Outlook
The Philippine peso faces near-term pressure from expectations of BSP rate cuts and ongoing growth/governance concerns. Markets have priced in a 25 basis-point cut, following a January 15 move that saw the peso slip to a fresh low around PHP59.46 per USD. BSP Governor Remolona Jr. has signaled that the central bank will not defend a specific level, suggesting the currency could drift toward PHP60 per USD if moves remain orderly. MUFG Bank Ltd. now forecasts a weaker peso toward PHP60 per USD, citing weaker growth and corruption-related spending risks. A sharp rise in derivatives activity in January points to stronger policy transmission and potentially higher volatility.

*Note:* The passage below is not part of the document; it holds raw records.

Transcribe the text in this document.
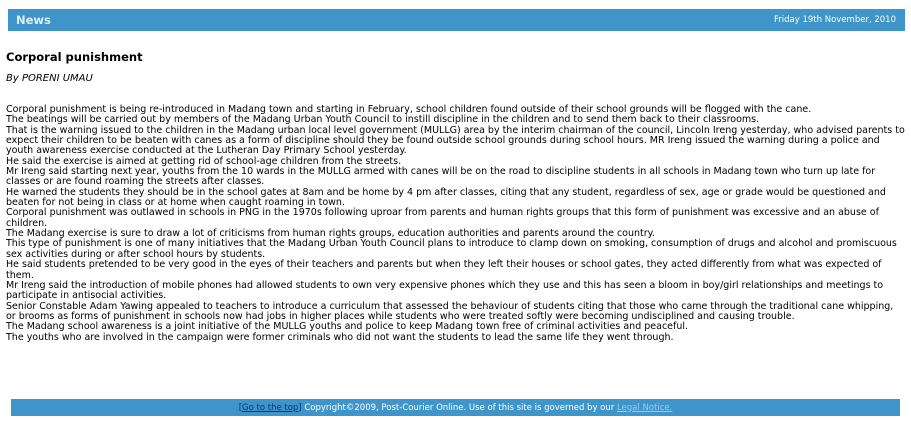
News	Friday 19th November, 2010
Corporal punishment

By PORENI UMAU

Corporal punishment is being re-introduced in Madang town and starting in February, school children found outside of their school grounds will be flogged with the cane.

The beatings will be carried out by members of the Madang Urban Youth Council to instill discipline in the children and to send them back to their classrooms.

That is the warning issued to the children in the Madang urban local level government (MULLG) area by the interim chairman of the council, Lincoln Ireng yesterday, who advised parents to expect their children to be beaten with canes as a form of discipline should they be found outside school grounds during school hours. MR Ireng issued the warning during a police and youth awareness exercise conducted at the Lutheran Day Primary School yesterday.

He said the exercise is aimed at getting rid of school-age children from the streets.

Mr Ireng said starting next year, youths from the 10 wards in the MULLG armed with canes will be on the road to discipline students in all schools in Madang town who turn up late for classes or are found roaming the streets after classes.

He warned the students they should be in the school gates at 8am and be home by 4 pm after classes, citing that any student, regardless of sex, age or grade would be questioned and beaten for not being in class or at home when caught roaming in town.

Corporal punishment was outlawed in schools in PNG in the 1970s following uproar from parents and human rights groups that this form of punishment was excessive and an abuse of children.

The Madang exercise is sure to draw a lot of criticisms from human rights groups, education authorities and parents around the country.

This type of punishment is one of many initiatives that the Madang Urban Youth Council plans to introduce to clamp down on smoking, consumption of drugs and alcohol and promiscuous sex activities during or after school hours by students.

He said students pretended to be very good in the eyes of their teachers and parents but when they left their houses or school gates, they acted differently from what was expected of them.

Mr Ireng said the introduction of mobile phones had allowed students to own very expensive phones which they use and this has seen a bloom in boy/girl relationships and meetings to participate in antisocial activities.

Senior Constable Adam Yawing appealed to teachers to introduce a curriculum that assessed the behaviour of students citing that those who came through the traditional cane whipping, or brooms as forms of punishment in schools now had jobs in higher places while students who were treated softly were becoming undisciplined and causing trouble.

The Madang school awareness is a joint initiative of the MULLG youths and police to keep Madang town free of criminal activities and peaceful.

The youths who are involved in the campaign were former criminals who did not want the students to lead the same life they went through.

[ Go to the top ]
Copyright©2009, Post-Courier Online. Use of this site is governed by our
Legal Notice.
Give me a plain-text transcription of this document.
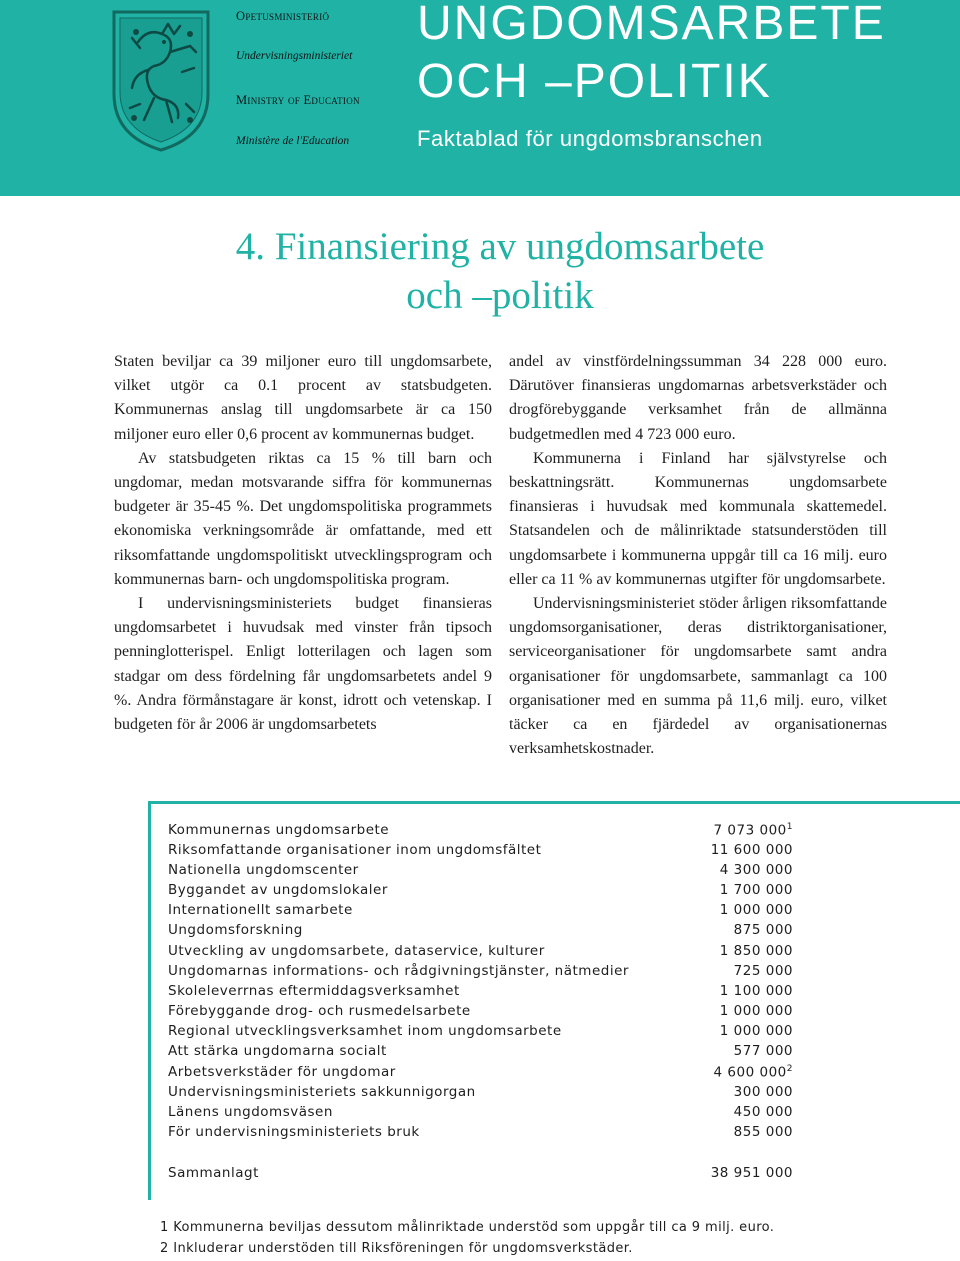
Opetusministeriö
Undervisningsministeriet
Ministry of Education
Ministère de l'Education
UNGDOMSARBETE
OCH –POLITIK
Faktablad för ungdomsbranschen
4. Finansiering av ungdomsarbete
och –politik

Staten beviljar ca 39 miljoner euro till ungdomsarbete, vilket utgör ca 0.1 procent av statsbudgeten. Kommunernas anslag till ungdomsarbete är ca 150 miljoner euro eller 0,6 procent av kommunernas budget.

Av statsbudgeten riktas ca 15 % till barn och ungdomar, medan motsvarande siffra för kommunernas budgeter är 35-45 %. Det ungdomspolitiska programmets ekonomiska verkningsområde är omfattande, med ett riksomfattande ungdomspolitiskt utvecklingsprogram och kommunernas barn- och ungdomspolitiska program.

I undervisningsministeriets budget finansieras ungdomsarbetet i huvudsak med vinster från tipsoch penninglotterispel. Enligt lotterilagen och lagen som stadgar om dess fördelning får ungdomsarbetets andel 9 %. Andra förmånstagare är konst, idrott och vetenskap. I budgeten för år 2006 är ungdomsarbetets

andel av vinstfördelningssumman 34 228 000 euro. Därutöver finansieras ungdomarnas arbetsverkstäder och drogförebyggande verksamhet från de allmänna budgetmedlen med 4 723 000 euro.

Kommunerna i Finland har självstyrelse och beskattningsrätt. Kommunernas ungdomsarbete finansieras i huvudsak med kommunala skattemedel. Statsandelen och de målinriktade statsunderstöden till ungdomsarbete i kommunerna uppgår till ca 16 milj. euro eller ca 11 % av kommunernas utgifter för ungdomsarbete.

Undervisningsministeriet stöder årligen riksomfattande ungdomsorganisationer, deras distriktorganisationer, serviceorganisationer för ungdomsarbete samt andra organisationer för ungdomsarbete, sammanlagt ca 100 organisationer med en summa på 11,6 milj. euro, vilket täcker ca en fjärdedel av organisationernas verksamhetskostnader.

Kommunernas ungdomsarbete	7 073 $000^1$
Riksomfattande organisationer inom ungdomsfältet	11 600 000
Nationella ungdomscenter	4 300 000
Byggandet av ungdomslokaler	1 700 000
Internationellt samarbete	1 000 000
Ungdomsforskning	875 000
Utveckling av ungdomsarbete, dataservice, kulturer	1 850 000
Ungdomarnas informations- och rådgivningstjänster, nätmedier	725 000
Skoleleverrnas eftermiddagsverksamhet	1 100 000
Förebyggande drog- och rusmedelsarbete	1 000 000
Regional utvecklingsverksamhet inom ungdomsarbete	1 000 000
Att stärka ungdomarna socialt	577 000
Arbetsverkstäder för ungdomar	4 600 $000^2$
Undervisningsministeriets sakkunnigorgan	300 000
Länens ungdomsväsen	450 000
För undervisningsministeriets bruk	855 000
Sammanlagt	38 951 000
1 Kommunerna beviljas dessutom målinriktade understöd som uppgår till ca 9 milj. euro.
2 Inkluderar understöden till Riksföreningen för ungdomsverkstäder.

Spot price action shows PHP/USD around 60-day highs, with the pair near 0.017095 USD per PHP (about 0.7% above the 3-month average), trading within a tight range recently.
Key drivers
- MUFG Bank Ltd. forecast the peso weakening toward PHP60 per USD due to concerns over economic performance and corruption-related spending risks.
- BSP stance that it does not automatically defend any specific level, allowing drift toward PHP60 if orderly.
- January 15 move to a new low around PHP59.46 per USD amid rate-cut expectations.
- Derivatives trading in the PHP interest rate swap market surged about 60x to PHP43.5 billion in January, signaling a structural shift in monetary policy transmission.
Range
PHP/USD is at 0.017095, a 60-day high and about 0.7% above the 3-month average of 0.016968, having traded in a stable 60-day range from 0.016796 to 0.017101 (roughly 1.8% range).
PHP/EUR is at 0.014378, about 0.8% below the 3-month average of 0.014493, with a stable 4.8% range from 0.014088 to 0.014771.
PHP/GBP is at 0.012537, about 0.9% below the 3-month average of 0.012648, trading in a relatively stable 6.1% range from 0.012249 to 0.012995.
PHP/JPY is at 2.6409, just below the 3-month average, with a quiet 4.4% range from 2.5814 to 2.6939.
What could change it
- Unexpected BSP policy shift, such as delaying or accelerating rate cuts, or changes to the inflation/fiscal policy outlook.
- A material change in domestic data (growth, inflation, remittances) or governance issues that alter risk premiums.
- A shift in global risk appetite or U.S. dollar dynamics that broadens or compresses EMFX flows.
- Resolution or escalation of corruption-related concerns that affect government spending credibility and fiscal outlook.